İnsan en çok neyden pişmanlık duyar:YAŞADIKLARINDAN MI, YAŞAYAMADIKLARINDAN MI?
Bu dünyada herkes bir arayış peşindedir ama çok az insan gerçek manada ne aradığını bilir. Ne aradığımızı bilmezsek nihayetinde ne bulduğumuzun da bir önemi olmaz. Kitabın bence okura zerk etmek istediği en önemli mesaj bu. Kitaptaki her karakterin dünya ağrısı ve arayışı farklı farklı. Kimi var altın peşinde, kimi var sevgi peşinde, kimi var vicdan peşinde, kimi var hırs ve tutku peşinde, kimi de var insanlık peşinde. Tıp literatüründe dünya ağrısı diye bir ağrı geçiyor mu bilmiyorum ama dünya ağrısı çeken Mürşit gibilere bakarsak semptomları tahmin etmek hiç zor olmasa gerek:
Hayal kırıklıkları
Vicdan azabı
Çaresizlik, acı, sefalet
Boşvermişlik, her şeyi kabulleniş
Kendine, eşine, çocuklarına, arkadaşlarına, çevresine, hatta dünyaya yetersizlik, tamamlanmamışlık ve daha ciddi durumlarda kayıtsızlık hissi
Yaşanan hayatı kabullenmek zorunda olmak, başka bir yol bulamamak
Evet, tüm bu semptomları Mürşit karakterinde görmek mümkün. Mürşit neden dünya ağrısı çekiyor peki? Bu sorunun cevabı öğrenmek istiyorsanız yüreğinizi açmanız gerek. Ama dünyanın kendisi başlı başına bir ağrı değil mi zaten? Hiçbir zaman gerçekleşmeyecek hayallerden mutluluk kırıntıları toplamak? Yaşamak ve “hissetmek” başlı başına bir dert değil mi? Varsa şayet, hayata bir anlam yüklemeye çalışmak da bir dert değil mi? Sen sevgili okur, sende de bu belirtiler varsa senin ilacın bu kitap. Mürşit’in sefil, buz gibi otelinde sana da bir oda var. Ama sen Mürşit gibi kayıtsız olma; adının anlamı gibi onun gösterdiği yoldan sakın gitme, gidersen onun düşüncelerinden hiç çıkamazsın.

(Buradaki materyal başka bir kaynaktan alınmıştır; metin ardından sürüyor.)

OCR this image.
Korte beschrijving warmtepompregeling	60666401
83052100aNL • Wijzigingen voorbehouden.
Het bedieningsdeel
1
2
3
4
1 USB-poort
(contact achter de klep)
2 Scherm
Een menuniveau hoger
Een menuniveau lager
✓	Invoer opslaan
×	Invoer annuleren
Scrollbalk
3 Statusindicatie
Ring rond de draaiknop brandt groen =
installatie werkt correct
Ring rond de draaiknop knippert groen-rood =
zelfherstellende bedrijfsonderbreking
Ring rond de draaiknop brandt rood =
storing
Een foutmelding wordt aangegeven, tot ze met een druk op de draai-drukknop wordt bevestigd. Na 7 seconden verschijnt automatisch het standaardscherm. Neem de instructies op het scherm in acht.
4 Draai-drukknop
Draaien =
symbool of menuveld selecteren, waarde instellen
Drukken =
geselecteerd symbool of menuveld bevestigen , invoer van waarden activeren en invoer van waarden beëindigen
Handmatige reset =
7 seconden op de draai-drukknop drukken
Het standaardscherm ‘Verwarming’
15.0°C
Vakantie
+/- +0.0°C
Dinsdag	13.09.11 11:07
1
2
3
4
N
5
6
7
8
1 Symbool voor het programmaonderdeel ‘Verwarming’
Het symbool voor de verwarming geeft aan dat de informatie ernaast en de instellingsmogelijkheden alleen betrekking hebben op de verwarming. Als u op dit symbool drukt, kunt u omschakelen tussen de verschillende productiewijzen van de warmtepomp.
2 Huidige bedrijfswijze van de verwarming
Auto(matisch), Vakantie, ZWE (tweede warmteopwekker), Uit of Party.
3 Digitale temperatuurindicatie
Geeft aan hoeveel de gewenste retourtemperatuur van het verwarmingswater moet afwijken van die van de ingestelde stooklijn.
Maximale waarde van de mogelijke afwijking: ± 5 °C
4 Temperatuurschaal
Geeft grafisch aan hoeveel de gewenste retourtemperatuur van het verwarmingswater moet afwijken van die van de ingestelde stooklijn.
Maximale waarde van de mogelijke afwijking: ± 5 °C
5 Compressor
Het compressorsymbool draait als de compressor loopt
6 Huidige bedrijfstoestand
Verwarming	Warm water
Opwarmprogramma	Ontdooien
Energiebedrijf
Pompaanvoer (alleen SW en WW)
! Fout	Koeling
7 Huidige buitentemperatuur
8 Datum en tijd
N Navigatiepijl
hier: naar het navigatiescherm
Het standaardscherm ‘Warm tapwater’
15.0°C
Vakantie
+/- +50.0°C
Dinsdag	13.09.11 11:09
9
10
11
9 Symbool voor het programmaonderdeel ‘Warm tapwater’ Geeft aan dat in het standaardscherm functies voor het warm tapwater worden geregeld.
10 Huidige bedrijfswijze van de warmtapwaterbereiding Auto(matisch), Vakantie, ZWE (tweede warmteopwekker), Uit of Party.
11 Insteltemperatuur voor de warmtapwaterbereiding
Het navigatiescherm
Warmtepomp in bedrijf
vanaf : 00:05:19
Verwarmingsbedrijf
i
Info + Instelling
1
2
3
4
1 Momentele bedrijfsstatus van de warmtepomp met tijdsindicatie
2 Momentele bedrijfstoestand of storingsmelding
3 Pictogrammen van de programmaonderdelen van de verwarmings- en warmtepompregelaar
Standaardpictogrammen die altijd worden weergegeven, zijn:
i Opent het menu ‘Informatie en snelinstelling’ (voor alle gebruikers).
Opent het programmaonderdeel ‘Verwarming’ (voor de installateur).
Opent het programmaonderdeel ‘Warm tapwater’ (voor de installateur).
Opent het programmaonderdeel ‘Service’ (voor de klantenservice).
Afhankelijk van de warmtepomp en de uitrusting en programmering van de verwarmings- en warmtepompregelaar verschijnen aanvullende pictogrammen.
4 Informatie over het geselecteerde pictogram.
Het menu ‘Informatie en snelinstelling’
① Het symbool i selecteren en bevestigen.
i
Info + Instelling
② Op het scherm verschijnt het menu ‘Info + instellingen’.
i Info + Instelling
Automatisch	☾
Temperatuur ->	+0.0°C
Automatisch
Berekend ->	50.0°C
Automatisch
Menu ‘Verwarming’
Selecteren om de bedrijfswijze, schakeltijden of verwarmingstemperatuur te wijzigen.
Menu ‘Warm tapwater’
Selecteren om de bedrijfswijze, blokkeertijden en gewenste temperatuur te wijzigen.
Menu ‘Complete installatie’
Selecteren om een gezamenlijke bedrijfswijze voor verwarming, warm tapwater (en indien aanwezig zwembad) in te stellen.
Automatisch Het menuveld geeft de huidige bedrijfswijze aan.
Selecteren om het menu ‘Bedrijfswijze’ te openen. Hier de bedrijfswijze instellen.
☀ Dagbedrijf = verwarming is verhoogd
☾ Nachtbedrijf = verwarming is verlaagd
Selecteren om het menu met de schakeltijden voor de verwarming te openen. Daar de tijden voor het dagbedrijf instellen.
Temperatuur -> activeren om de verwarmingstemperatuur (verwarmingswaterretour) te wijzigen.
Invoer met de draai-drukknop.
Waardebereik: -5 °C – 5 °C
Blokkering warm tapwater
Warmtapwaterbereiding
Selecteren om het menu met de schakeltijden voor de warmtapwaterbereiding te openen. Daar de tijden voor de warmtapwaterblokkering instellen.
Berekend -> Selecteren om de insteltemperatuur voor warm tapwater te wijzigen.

Belki daha derin hissedersin ama sevmeyi unutursun ve daha da önemlisi değer vermeyi unutursun ve her şey artık çok geç olmuş olabilir.

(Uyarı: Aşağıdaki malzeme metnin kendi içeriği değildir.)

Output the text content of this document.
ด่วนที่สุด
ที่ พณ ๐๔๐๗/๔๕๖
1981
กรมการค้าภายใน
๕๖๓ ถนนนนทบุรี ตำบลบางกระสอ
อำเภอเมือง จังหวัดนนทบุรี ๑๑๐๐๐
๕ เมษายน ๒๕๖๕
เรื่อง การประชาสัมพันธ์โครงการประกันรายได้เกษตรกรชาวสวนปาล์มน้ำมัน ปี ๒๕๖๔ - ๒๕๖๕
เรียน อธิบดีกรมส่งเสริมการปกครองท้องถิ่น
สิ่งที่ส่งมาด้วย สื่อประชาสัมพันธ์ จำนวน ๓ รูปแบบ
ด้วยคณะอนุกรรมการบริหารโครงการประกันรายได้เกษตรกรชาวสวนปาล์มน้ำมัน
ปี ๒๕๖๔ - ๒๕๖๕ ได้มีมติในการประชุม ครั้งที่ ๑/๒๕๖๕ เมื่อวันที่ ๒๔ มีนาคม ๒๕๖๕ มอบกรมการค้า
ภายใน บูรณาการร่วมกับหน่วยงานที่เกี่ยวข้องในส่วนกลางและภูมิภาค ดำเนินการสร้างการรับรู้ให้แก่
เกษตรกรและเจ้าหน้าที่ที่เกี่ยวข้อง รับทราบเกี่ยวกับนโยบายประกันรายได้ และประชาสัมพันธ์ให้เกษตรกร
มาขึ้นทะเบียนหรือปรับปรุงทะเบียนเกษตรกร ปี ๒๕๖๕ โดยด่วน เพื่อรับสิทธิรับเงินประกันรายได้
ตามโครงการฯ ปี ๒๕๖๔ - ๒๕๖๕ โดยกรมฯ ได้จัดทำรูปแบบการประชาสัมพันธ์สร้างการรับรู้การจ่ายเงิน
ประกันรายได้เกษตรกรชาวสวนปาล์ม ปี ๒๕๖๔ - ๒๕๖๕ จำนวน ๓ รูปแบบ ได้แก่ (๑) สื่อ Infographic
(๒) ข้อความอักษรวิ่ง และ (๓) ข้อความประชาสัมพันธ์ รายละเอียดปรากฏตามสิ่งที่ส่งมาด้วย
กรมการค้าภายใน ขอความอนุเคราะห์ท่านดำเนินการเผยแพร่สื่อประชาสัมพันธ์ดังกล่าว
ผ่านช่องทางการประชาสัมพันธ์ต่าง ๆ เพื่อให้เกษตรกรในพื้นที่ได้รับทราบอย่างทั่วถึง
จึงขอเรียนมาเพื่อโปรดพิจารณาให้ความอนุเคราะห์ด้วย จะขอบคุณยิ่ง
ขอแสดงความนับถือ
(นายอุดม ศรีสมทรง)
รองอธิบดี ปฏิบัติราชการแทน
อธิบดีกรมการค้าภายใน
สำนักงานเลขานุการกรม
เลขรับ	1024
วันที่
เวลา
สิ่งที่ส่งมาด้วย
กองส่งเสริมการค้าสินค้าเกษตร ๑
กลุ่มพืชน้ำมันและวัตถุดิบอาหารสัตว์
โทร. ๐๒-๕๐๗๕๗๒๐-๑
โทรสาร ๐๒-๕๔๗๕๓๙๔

Ayfer Tunç bu romanıyla benim gönlümde zirve yapmıştır. Kitapta bence her duyguya yer vermiş yazar ve ben ilk kez bir kitapta gerçek hayatı ve bir karakteri bu kadar sahiplenerek yaşadım ve hissettim. Sanırım dünya ağrısı çeken her okur benim hissettiklerimi ve hatta daha fazlasını hissedecektir. Kitaba dair söylenecek çok şey var aslında, ama ben daha fazla konuşarak okuma zevkinizi kaçırmak istemiyorum.
Mürşit, madenci abimizle o kadar sohbet ettin içindeki azabı, acıyı, ağrıyı dindirmek için ama ne senin ne Ayfer Tunç’un aklına geldi sormak, ben çok bekledim sorasın diye. O zaman izin ver ben sorayım.
Madenci abi, bu yazıyı okuyorsan söyler misin bana? Aşk kaç metreden çıkar? Dünya ağrısına iyi gelecek bir cevher var mı yerin altında? Varsa n’olur söyle kazma kürekle değil tırnaklarımızla kazarız. Arzın merkezine kadar olsa da kazmaya razıyız, yıllar sürse de hiç umurumuzda değil. Biz kasabadaki o sefil ruhlar gibi bu kasabada altın var mı diye sana zor bir soru sormuyoruz. Bizimki çok basit bir soru. Söylesene abi, aşk kaç metreden çıkar?